Political and business leaders preach that developing countries can “manufacture their way out of poverty” by tying themselves to the consumption paradigm of the global economy. What goes unmentioned is that this strategy primarily serves the interest of the West. The Washington Consensus, for example, advocates broad trade liberalization through privatization and increasing foreign direct investment (along with other structural adjustment strategies) as a “first stage policy reform” for developing countries to boost growth.
Let me be clear: These ideas were not formulated in the capitals of China, India, Indonesia, Brazil or Nigeria. There is an increasing awareness in these nations of the need for achieving sustainable growth over the long term.
The science on this matter is very clear: The world’s collective consumption rate is pushing our planet to the brink of ruin. Since the 20th century, the world embarked on a three-decade growth spurt, expanding its economy eightfold. The world’s population hit the seven billion mark in 2011 and is expected to reach ten billion before the end of the century (according to UN projections). Various reports suggest that in the next two decades, the resource intensity required to produce one unit of GDP will need to be reduced by 50% to 80% for a global population of 10 billion people to have a sustainable future.

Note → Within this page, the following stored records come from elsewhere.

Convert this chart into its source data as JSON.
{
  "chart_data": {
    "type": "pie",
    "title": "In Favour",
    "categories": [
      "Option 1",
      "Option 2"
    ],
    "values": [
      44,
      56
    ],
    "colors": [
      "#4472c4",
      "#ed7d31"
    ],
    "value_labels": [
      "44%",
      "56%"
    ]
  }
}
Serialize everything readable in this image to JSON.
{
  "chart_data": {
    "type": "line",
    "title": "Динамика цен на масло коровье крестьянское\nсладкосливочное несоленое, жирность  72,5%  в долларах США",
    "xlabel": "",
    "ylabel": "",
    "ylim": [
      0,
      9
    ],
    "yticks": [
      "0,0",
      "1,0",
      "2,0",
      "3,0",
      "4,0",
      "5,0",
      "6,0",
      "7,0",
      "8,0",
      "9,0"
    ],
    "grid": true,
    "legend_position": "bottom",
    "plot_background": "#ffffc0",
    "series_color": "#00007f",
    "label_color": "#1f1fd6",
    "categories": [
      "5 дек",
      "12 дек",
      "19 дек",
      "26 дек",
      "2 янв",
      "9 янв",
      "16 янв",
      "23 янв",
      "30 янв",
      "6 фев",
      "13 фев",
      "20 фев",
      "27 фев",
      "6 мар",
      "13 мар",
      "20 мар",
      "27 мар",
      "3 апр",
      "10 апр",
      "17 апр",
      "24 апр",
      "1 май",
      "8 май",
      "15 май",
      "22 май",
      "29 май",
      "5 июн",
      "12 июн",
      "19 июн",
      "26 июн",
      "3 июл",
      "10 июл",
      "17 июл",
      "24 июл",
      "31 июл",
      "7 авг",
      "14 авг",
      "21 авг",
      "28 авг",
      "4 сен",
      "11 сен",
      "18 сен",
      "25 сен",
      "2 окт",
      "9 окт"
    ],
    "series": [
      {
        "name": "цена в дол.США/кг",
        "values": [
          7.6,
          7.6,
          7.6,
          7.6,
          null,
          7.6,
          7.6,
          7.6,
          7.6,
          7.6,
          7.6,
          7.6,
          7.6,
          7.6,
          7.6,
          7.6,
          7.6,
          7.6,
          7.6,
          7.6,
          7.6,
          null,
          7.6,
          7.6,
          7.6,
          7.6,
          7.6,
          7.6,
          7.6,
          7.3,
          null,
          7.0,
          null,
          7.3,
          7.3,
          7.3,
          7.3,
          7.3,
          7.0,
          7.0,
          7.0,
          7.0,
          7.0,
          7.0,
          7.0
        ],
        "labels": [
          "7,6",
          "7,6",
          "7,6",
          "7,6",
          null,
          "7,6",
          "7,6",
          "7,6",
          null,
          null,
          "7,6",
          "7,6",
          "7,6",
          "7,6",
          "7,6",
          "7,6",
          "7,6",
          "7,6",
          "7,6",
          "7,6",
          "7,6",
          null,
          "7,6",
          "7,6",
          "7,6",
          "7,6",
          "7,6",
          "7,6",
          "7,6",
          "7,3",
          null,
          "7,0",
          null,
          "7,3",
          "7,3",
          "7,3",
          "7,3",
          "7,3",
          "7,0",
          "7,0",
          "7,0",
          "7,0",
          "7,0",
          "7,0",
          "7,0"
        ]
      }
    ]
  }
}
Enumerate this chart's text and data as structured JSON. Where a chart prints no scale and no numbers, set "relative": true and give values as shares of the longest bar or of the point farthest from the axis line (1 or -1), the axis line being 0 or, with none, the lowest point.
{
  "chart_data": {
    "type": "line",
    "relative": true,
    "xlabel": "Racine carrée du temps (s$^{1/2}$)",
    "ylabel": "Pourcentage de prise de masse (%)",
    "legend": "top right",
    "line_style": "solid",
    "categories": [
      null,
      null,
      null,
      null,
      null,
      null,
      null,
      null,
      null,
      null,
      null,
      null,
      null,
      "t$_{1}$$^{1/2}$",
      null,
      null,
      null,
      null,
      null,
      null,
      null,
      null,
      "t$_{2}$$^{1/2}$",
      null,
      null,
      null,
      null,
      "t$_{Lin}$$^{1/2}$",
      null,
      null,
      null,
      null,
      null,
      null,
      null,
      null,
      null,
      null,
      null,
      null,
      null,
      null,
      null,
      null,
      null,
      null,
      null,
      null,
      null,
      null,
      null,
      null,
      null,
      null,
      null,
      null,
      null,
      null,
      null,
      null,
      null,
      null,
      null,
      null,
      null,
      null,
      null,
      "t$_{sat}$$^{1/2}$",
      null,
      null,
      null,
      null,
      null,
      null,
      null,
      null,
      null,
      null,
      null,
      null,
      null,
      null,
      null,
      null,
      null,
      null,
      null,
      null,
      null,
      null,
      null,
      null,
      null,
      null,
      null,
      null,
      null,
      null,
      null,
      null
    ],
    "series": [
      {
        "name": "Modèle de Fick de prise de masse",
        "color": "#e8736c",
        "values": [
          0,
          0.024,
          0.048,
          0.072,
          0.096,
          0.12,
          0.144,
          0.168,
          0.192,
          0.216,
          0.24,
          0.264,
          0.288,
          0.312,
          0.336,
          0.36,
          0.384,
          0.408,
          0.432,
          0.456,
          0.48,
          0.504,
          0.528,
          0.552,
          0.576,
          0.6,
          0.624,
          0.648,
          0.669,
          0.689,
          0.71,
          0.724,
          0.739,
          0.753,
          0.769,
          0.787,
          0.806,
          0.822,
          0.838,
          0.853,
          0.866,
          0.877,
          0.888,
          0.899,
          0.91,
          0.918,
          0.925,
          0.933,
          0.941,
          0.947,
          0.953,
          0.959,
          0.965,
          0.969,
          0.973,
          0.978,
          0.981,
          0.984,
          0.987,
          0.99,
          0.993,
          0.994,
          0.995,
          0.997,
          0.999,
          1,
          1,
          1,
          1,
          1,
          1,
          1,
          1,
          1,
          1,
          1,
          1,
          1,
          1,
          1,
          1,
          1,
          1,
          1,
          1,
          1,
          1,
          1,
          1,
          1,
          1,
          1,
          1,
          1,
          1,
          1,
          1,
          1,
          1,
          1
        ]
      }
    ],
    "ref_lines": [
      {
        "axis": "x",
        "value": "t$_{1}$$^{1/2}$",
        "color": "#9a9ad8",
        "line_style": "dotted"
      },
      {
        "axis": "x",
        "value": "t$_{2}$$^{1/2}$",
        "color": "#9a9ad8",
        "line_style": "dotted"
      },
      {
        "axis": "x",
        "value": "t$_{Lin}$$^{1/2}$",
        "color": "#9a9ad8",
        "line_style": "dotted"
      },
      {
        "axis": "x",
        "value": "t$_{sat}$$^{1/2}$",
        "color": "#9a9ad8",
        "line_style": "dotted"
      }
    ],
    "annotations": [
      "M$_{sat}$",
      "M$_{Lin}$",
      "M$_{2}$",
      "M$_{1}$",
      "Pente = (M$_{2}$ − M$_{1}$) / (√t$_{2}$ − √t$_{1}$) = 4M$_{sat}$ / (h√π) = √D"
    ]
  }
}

Against this background of resource constraints, the Chinese, Indians, Indonesians and Africans — who together account for just over half of the world’s population — are now seeking to join the world community as economic equals. They are encouraged to aspire to live like those in the West. In my view, that is, at best, a naïve undertaking. The catastrophic consequences of billions of new Western-style consumers is something that economists, politicians and governments of most developed nations are only now starting to come to terms with.
Yet, at the heart of the West’s state of denial is this question: How do you say to these billions that they cannot have it all because the much-vaunted economic model of the West is fundamentally flawed?
We should have a much more honest discussion. Asians and Africans need to stop believing that “their time has come” and that they will now write the new rules of the world economy. Perhaps so, but not without fundamentally changing it. Triumphalism over the West’s current woes must stop and be replaced by a realistic understanding that unless the governments in these nations change course, their own legitimacy will be challenged by growing social unrest.
The ultimate answer will require a redrawing of the entire notion of how we create human progress in an era of resource scarcity — and thereby also a redefinition of rights.
Editor’s note: This essay was adapted from the author’s presentation at the 2011 Salzburg Trilogue. Hosted by the Bertelsmann Stiftung in Germany, the Salzburg Trilogue facilitates international cultural dialogue by bringing together recognized public figures to consider matters of global importance.